Era uno de
esos días previos a la navidad. José y María, según la tradición cristiana,
habían llegado a lomos de una patera hasta las fronteras del espacio Schengen.
Allí, como era previsible, se les negó el visado de entrada y, como cada Noche
Buena, María parió a su hijo Jesús junto a la valla de Melilla. Pero del otro
lado.

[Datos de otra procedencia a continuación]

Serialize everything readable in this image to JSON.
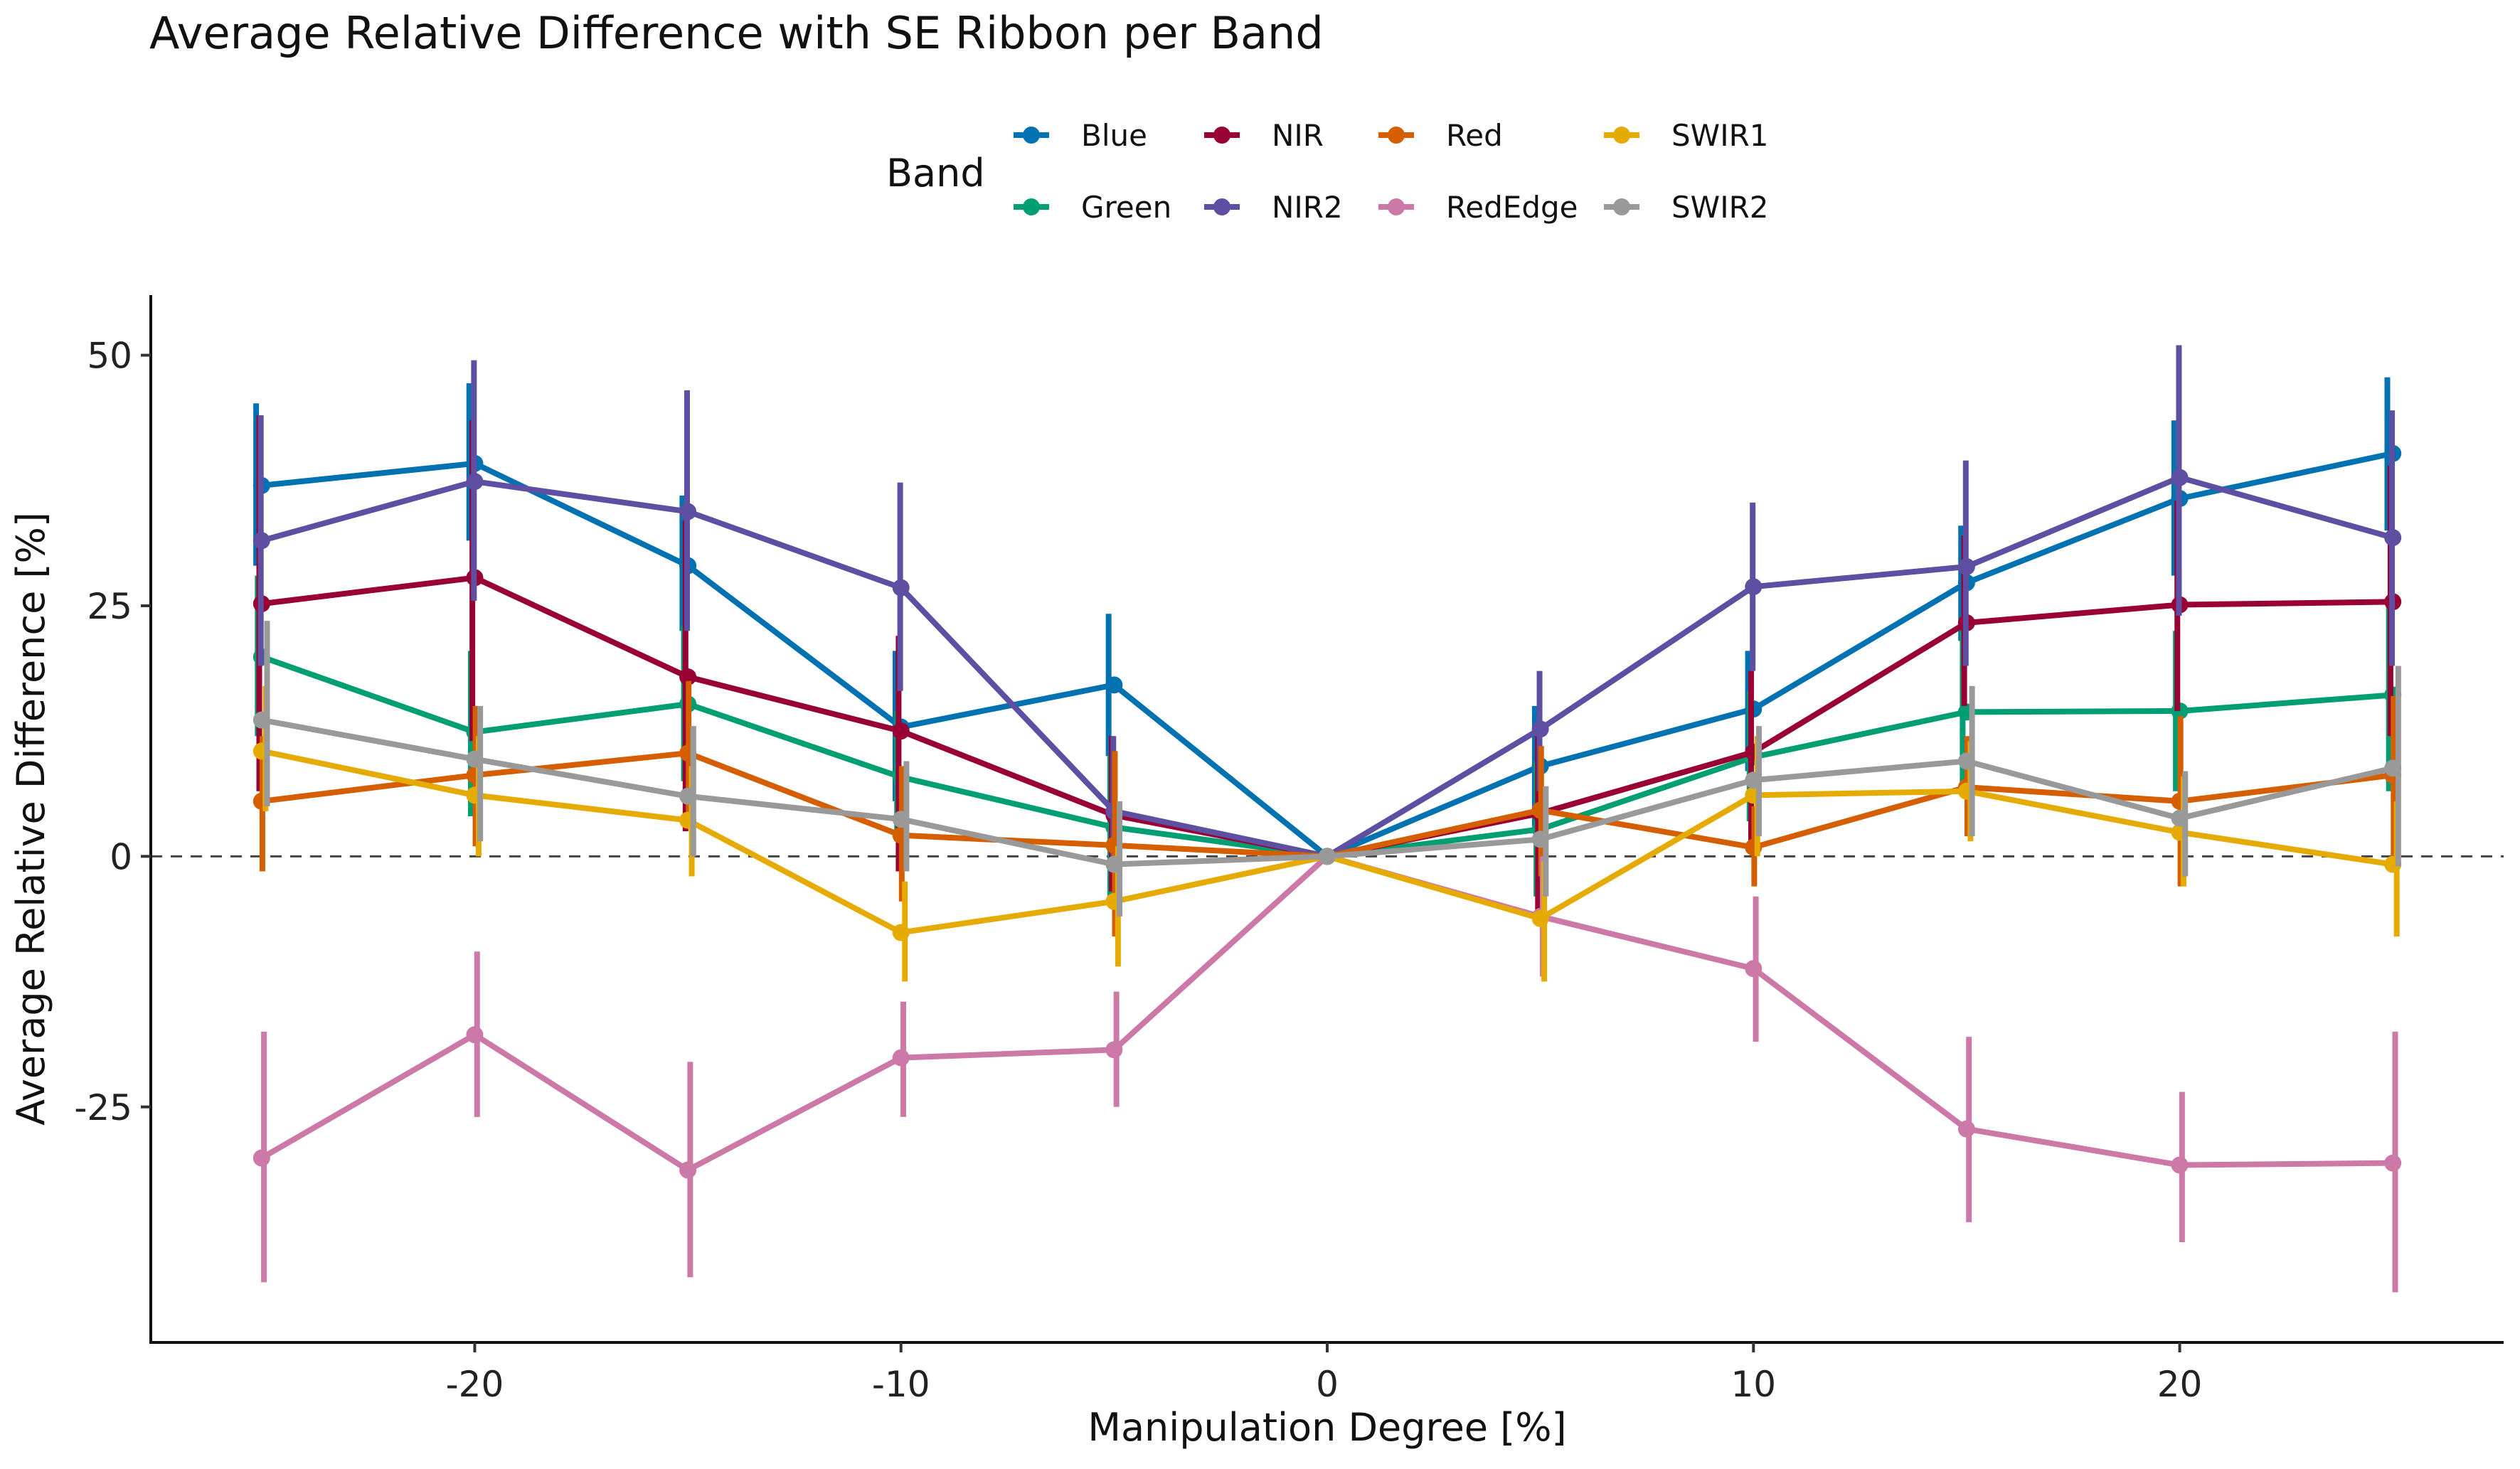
{
  "chart_data": {
    "type": "line",
    "title": "Average Relative Difference with SE Ribbon per Band",
    "xlabel": "Manipulation Degree [%]",
    "ylabel": "Average Relative Difference [%]",
    "legend_title": "Band",
    "legend_position": "top",
    "x": [
      -25,
      -20,
      -15,
      -10,
      -5,
      0,
      5,
      10,
      15,
      20,
      25
    ],
    "xlim": [
      -27.6,
      27.6
    ],
    "ylim": [
      -48.5,
      56
    ],
    "x_ticks": [
      -20,
      -10,
      0,
      10,
      20
    ],
    "y_ticks": [
      -25,
      0,
      25,
      50
    ],
    "x_tick_labels": [
      "-20",
      "-10",
      "0",
      "10",
      "20"
    ],
    "y_tick_labels": [
      "-25",
      "0",
      "25",
      "50"
    ],
    "reference_line": {
      "y": 0,
      "style": "dashed"
    },
    "grid": false,
    "series": [
      {
        "name": "Blue",
        "color": "#0072B2",
        "values": [
          37,
          39.2,
          29,
          12.9,
          17.1,
          0,
          9,
          14.7,
          27.3,
          35.7,
          40.2
        ],
        "err_low": [
          29,
          31.5,
          22.5,
          5.5,
          10,
          0,
          3,
          8.5,
          21.5,
          28,
          32.5
        ],
        "err_high": [
          45.2,
          47.2,
          36,
          20.5,
          24.2,
          0,
          15,
          20.5,
          33,
          43.5,
          47.8
        ]
      },
      {
        "name": "Green",
        "color": "#009E73",
        "values": [
          19.9,
          12.4,
          15.2,
          7.9,
          2.9,
          0,
          2.7,
          9.9,
          14.4,
          14.5,
          16.1
        ],
        "err_low": [
          12,
          4,
          7.5,
          1.5,
          -4,
          0,
          -4,
          3.5,
          6.5,
          6.5,
          6.5
        ],
        "err_high": [
          28,
          20.5,
          23,
          14.5,
          10,
          0,
          9.5,
          16.5,
          22.5,
          22.5,
          25.5
        ]
      },
      {
        "name": "NIR",
        "color": "#990033",
        "values": [
          25.2,
          27.8,
          17.9,
          12.5,
          4.1,
          0,
          4.3,
          10.4,
          23.3,
          25.1,
          25.4
        ],
        "err_low": [
          6.5,
          11.5,
          2.5,
          -1.5,
          -3.5,
          0,
          -6,
          1,
          15,
          14.5,
          12
        ],
        "err_high": [
          44,
          43.5,
          33.5,
          22,
          12,
          0,
          12,
          18.5,
          32,
          35.5,
          39
        ]
      },
      {
        "name": "NIR2",
        "color": "#5E4FA2",
        "values": [
          31.5,
          37.4,
          34.4,
          26.8,
          4.5,
          0,
          12.7,
          26.9,
          28.9,
          37.8,
          31.8
        ],
        "err_low": [
          19,
          25.5,
          22.5,
          16.5,
          -1.5,
          0,
          6.5,
          18.5,
          19,
          24,
          19
        ],
        "err_high": [
          44,
          49.5,
          46.5,
          37.3,
          12,
          0,
          18.5,
          35.3,
          39.5,
          51,
          44.5
        ]
      },
      {
        "name": "Red",
        "color": "#D55E00",
        "values": [
          5.5,
          8.1,
          10.3,
          2.1,
          1.1,
          0,
          4.6,
          0.9,
          6.9,
          5.5,
          8.1
        ],
        "err_low": [
          -1.5,
          1,
          3,
          -4.5,
          -8,
          0,
          -2,
          -3,
          2,
          -3,
          -1
        ],
        "err_high": [
          12,
          15,
          17.5,
          9,
          10.5,
          0,
          11,
          5,
          12,
          14,
          16
        ]
      },
      {
        "name": "RedEdge",
        "color": "#CC79A7",
        "values": [
          -30.1,
          -17.8,
          -31.3,
          -20.1,
          -19.3,
          0,
          -6,
          -11.2,
          -27.2,
          -30.8,
          -30.6
        ],
        "err_low": [
          -42.5,
          -26,
          -42,
          -26,
          -25,
          0,
          -12,
          -18.5,
          -36.5,
          -38.5,
          -43.5
        ],
        "err_high": [
          -17.5,
          -9.5,
          -20.5,
          -14.5,
          -13.5,
          0,
          0,
          -4,
          -18,
          -23.5,
          -17.5
        ]
      },
      {
        "name": "SWIR1",
        "color": "#E6AB02",
        "values": [
          10.5,
          6.1,
          3.6,
          -7.6,
          -4.5,
          0,
          -6.2,
          6.1,
          6.5,
          2.4,
          -0.8
        ],
        "err_low": [
          4.5,
          0,
          -2,
          -12.5,
          -11,
          0,
          -12.5,
          0,
          1.5,
          -3,
          -8
        ],
        "err_high": [
          17,
          12,
          9,
          -2.5,
          1,
          0,
          -0.5,
          12,
          11.5,
          8,
          5.5
        ]
      },
      {
        "name": "SWIR2",
        "color": "#999999",
        "values": [
          13.6,
          9.7,
          6,
          3.7,
          -0.8,
          0,
          1.7,
          7.6,
          9.5,
          3.8,
          8.8
        ],
        "err_low": [
          5,
          1.5,
          0,
          -1.5,
          -6,
          0,
          -4,
          2,
          2,
          -2,
          -1
        ],
        "err_high": [
          23.5,
          15,
          13,
          9.5,
          5.5,
          0,
          7,
          13,
          17,
          8.5,
          19
        ]
      }
    ]
  }
}
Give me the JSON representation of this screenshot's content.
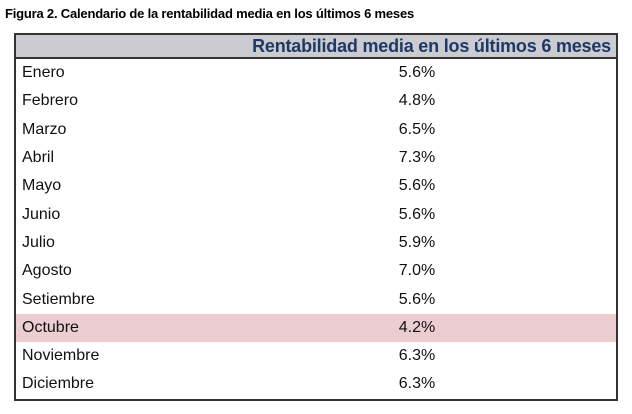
{
  "figure": {
    "title": "Figura 2. Calendario de la rentabilidad media en los últimos 6 meses"
  },
  "table": {
    "header": "Rentabilidad media en los últimos 6 meses",
    "rows": [
      {
        "month": "Enero",
        "value": "5.6%"
      },
      {
        "month": "Febrero",
        "value": "4.8%"
      },
      {
        "month": "Marzo",
        "value": "6.5%"
      },
      {
        "month": "Abril",
        "value": "7.3%"
      },
      {
        "month": "Mayo",
        "value": "5.6%"
      },
      {
        "month": "Junio",
        "value": "5.6%"
      },
      {
        "month": "Julio",
        "value": "5.9%"
      },
      {
        "month": "Agosto",
        "value": "7.0%"
      },
      {
        "month": "Setiembre",
        "value": "5.6%"
      },
      {
        "month": "Octubre",
        "value": "4.2%"
      },
      {
        "month": "Noviembre",
        "value": "6.3%"
      },
      {
        "month": "Diciembre",
        "value": "6.3%"
      }
    ],
    "highlighted_month": "Octubre"
  },
  "colors": {
    "header_bg": "#cbcbd2",
    "header_text": "#1f3864",
    "highlight_row_bg": "#ebcdd2",
    "border": "#333333"
  },
  "chart_data": {
    "type": "table",
    "title": "Rentabilidad media en los últimos 6 meses",
    "categories": [
      "Enero",
      "Febrero",
      "Marzo",
      "Abril",
      "Mayo",
      "Junio",
      "Julio",
      "Agosto",
      "Setiembre",
      "Octubre",
      "Noviembre",
      "Diciembre"
    ],
    "values": [
      5.6,
      4.8,
      6.5,
      7.3,
      5.6,
      5.6,
      5.9,
      7.0,
      5.6,
      4.2,
      6.3,
      6.3
    ],
    "unit": "%",
    "highlighted_category": "Octubre"
  }
}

De éste, nadie se enteró; tan ocupados estaban en adornar con espumillón
el abeto de plástico.
En estos
mismos días con las navidades en puertas, de las concertinas para acá, en un lugar de la C.E. que aun se
llamaba España, el griterío de los electos para el ejercicio de la cosa pública era el habitual: Un iluminado,
que enseñoreaba desde Portbou hasta San Carles de la Ràpita, predicaba la vía
eslovena de la independencia cataláunica; cosa de cuatro tiros a bulto y media
docenita de muertos para lustrar los laureles de la bien merecida libertad.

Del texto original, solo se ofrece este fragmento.